Will Modi get away?

Between the lines

Politicians often make loaded remarks to convey what they have in mind without spelling it out explicitly. However, when a country’s prime minister takes to such an exercise, it means he wants to say something specific but does not like to face the storm it might evoke.

Prime minister Manmohan Singh has said at Kolkata that Gujarat chief minister Narendra Modi has given more jobs to Muslims than the Left government in West Bengal. He may be factually correct. But does this lessen Modi’s crime of planning and executing the killing of Muslims in 2002? Roughly 3,000 Muslims were killed and many more thousands looted and ousted from their homes and lands.

If Modi has given some jobs to Muslims, he has not in any way made amends for his diabolical scheme of ethnic cleansing. It is unfortunate that the prime minister should commend Modi at a crucial state election campaign. In a way he has tried to cover up the biggest mass murder after independence. This uncalled for praise of Modi is ominous in many ways. The supreme court has appointed a Special Investigation Team (SIT) to reopen the cases of fake encounters and other crimes. The Gujarat government and, more so, Modi is in the dock. Do the prime minister’s remarks reflect in any way the Central government’s thinking on the judgment? The verdict is yet to be delivered. Modi has already started preparing the ground for criticising the judgment.

Some 14 policemen, who are being prosecuted, have said that they have no faith in the SIT inquiry. Another disclosure has tumbled out of the state’s cupboard. This time the state Inspector General of Police Sanjeev Bhatt has spilled the beans. He has said in an affidavit that Modi wanted the police to let Hindus ‘ventilate their feelings’ and ‘teach a lesson to the Muslims.’ The police officer was referring to a top-level meeting on February 27 after the Godhara incident when a train compartment was set on fire in which some Hindu kar sevaks were burnt to death.

I have had no doubt about Modi’s involvement from day one. When I visited Ahmedabad two days after the killings and talked to men and women in refugee camps, I could reconstruct a story of a pre-meditated murder of Muslims in the entire Gujarat state and their forcible eviction from homes and hearths. It was a familiar pattern of killing and looting, with police staying at distance.

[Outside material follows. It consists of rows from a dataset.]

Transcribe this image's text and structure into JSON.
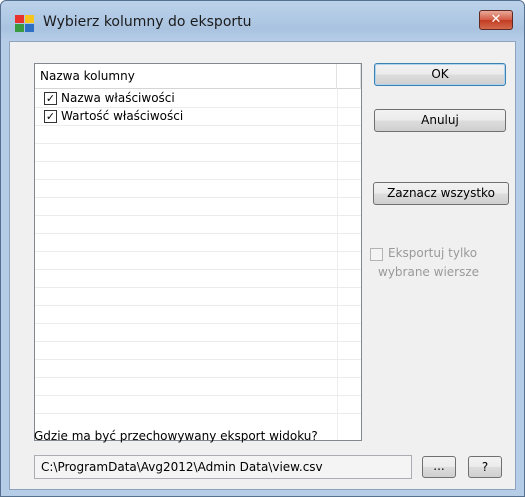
{
  "window": {
    "title": "Wybierz kolumny do eksportu",
    "close_glyph": "✕"
  },
  "list": {
    "column_header": "Nazwa kolumny",
    "rows": [
      {
        "label": "Nazwa właściwości",
        "checked": true,
        "mark": "✓"
      },
      {
        "label": "Wartość właściwości",
        "checked": true,
        "mark": "✓"
      },
      {
        "label": "",
        "checked": false,
        "mark": ""
      },
      {
        "label": "",
        "checked": false,
        "mark": ""
      },
      {
        "label": "",
        "checked": false,
        "mark": ""
      },
      {
        "label": "",
        "checked": false,
        "mark": ""
      },
      {
        "label": "",
        "checked": false,
        "mark": ""
      },
      {
        "label": "",
        "checked": false,
        "mark": ""
      },
      {
        "label": "",
        "checked": false,
        "mark": ""
      },
      {
        "label": "",
        "checked": false,
        "mark": ""
      },
      {
        "label": "",
        "checked": false,
        "mark": ""
      },
      {
        "label": "",
        "checked": false,
        "mark": ""
      },
      {
        "label": "",
        "checked": false,
        "mark": ""
      },
      {
        "label": "",
        "checked": false,
        "mark": ""
      },
      {
        "label": "",
        "checked": false,
        "mark": ""
      },
      {
        "label": "",
        "checked": false,
        "mark": ""
      },
      {
        "label": "",
        "checked": false,
        "mark": ""
      },
      {
        "label": "",
        "checked": false,
        "mark": ""
      }
    ]
  },
  "buttons": {
    "ok": "OK",
    "cancel": "Anuluj",
    "select_all": "Zaznacz wszystko",
    "browse": "...",
    "help": "?"
  },
  "export_selected": {
    "line1": "Eksportuj tylko",
    "line2": "wybrane wiersze",
    "checked": false,
    "enabled": false
  },
  "path": {
    "label": "Gdzie ma być przechowywany eksport widoku?",
    "value": "C:\\ProgramData\\Avg2012\\Admin Data\\view.csv"
  },
  "colors": {
    "title_bg": "#b6cde7",
    "close_red": "#c23c22",
    "default_button_border": "#3c7fb1"
  }
}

It is apparent that India’s secular polity did little even after knowing Modi’s culpability. Seven years ago the supreme court took notice of fake encounters for the first time. It appointed SIT under its own supervision. Even though late, the entire conspiracy is being peeled out like the skin of an onion. SIT has submitted the report to the supreme court this week with the finding on whether Modi had actually ordered police officers to take no action against rioters.

Helpless Vajpayee

One person who could have taken action against Modi was BJP’s prime minister Atal Behari Vajpayee, during whose tenure the massacre took place. I believe that he wanted to dismiss Modi. But the RSS, the BJP’s mentor and leaders like L K Advani did not allow the prime minister to act. On his own Vajpayee, did not have the political support to take on the RSS and Advani at the same time.

All eyes are focused on the supreme court, although there are allegations that SIT has been selective in admitting evidence. Bhatt’s affidavit was not even considered when he submitted it for the first time. Whether his fresh affidavit was taken into account before SIT gave its report is not known.

The question which the government of India has to answer is whether it would take any action at all. If it were a matter of moral responsibility, the chief minister should have quit long ago. Instead, Modi has built a campaign to show how Gujarat has achieved 12 per cent growth rate and how his tight administration was an example for the rest of the country. In fact, top industrialists have been taken in by this propaganda when they met at Ahmedabad two years ago to declare Modi as the best person to be the country’s prime minister. These things hardly matter against what Modi did in 2002.

Ultimately, the Centre would have to decide how to punish Modi. I do not think that the Manmohan Singh government or, for that matter, the Sonia Gandhi-led Congress has the gumption to do anything even if the supreme court passes strictures against Modi, without directly blaming him. The prime minister’s remark at Kolkata indicates his attitude.
What the nation has to worry about is that one Modi has distorted India’s ethos of pluralism. That he has brainwashed most Gujaratis is a dangerous development. The very ideology of secularism is endangered if Modi gets away with what he did.

It would be a tragedy if such planned killings as happened in Gujarat are decided in a way where he gets the benefit of doubt. Modi’s is a test case for the entire nation, particularly the minorities. Neither the court nor the Centre can afford to play with India’s basic structure of the constitution: democratic, secular polity.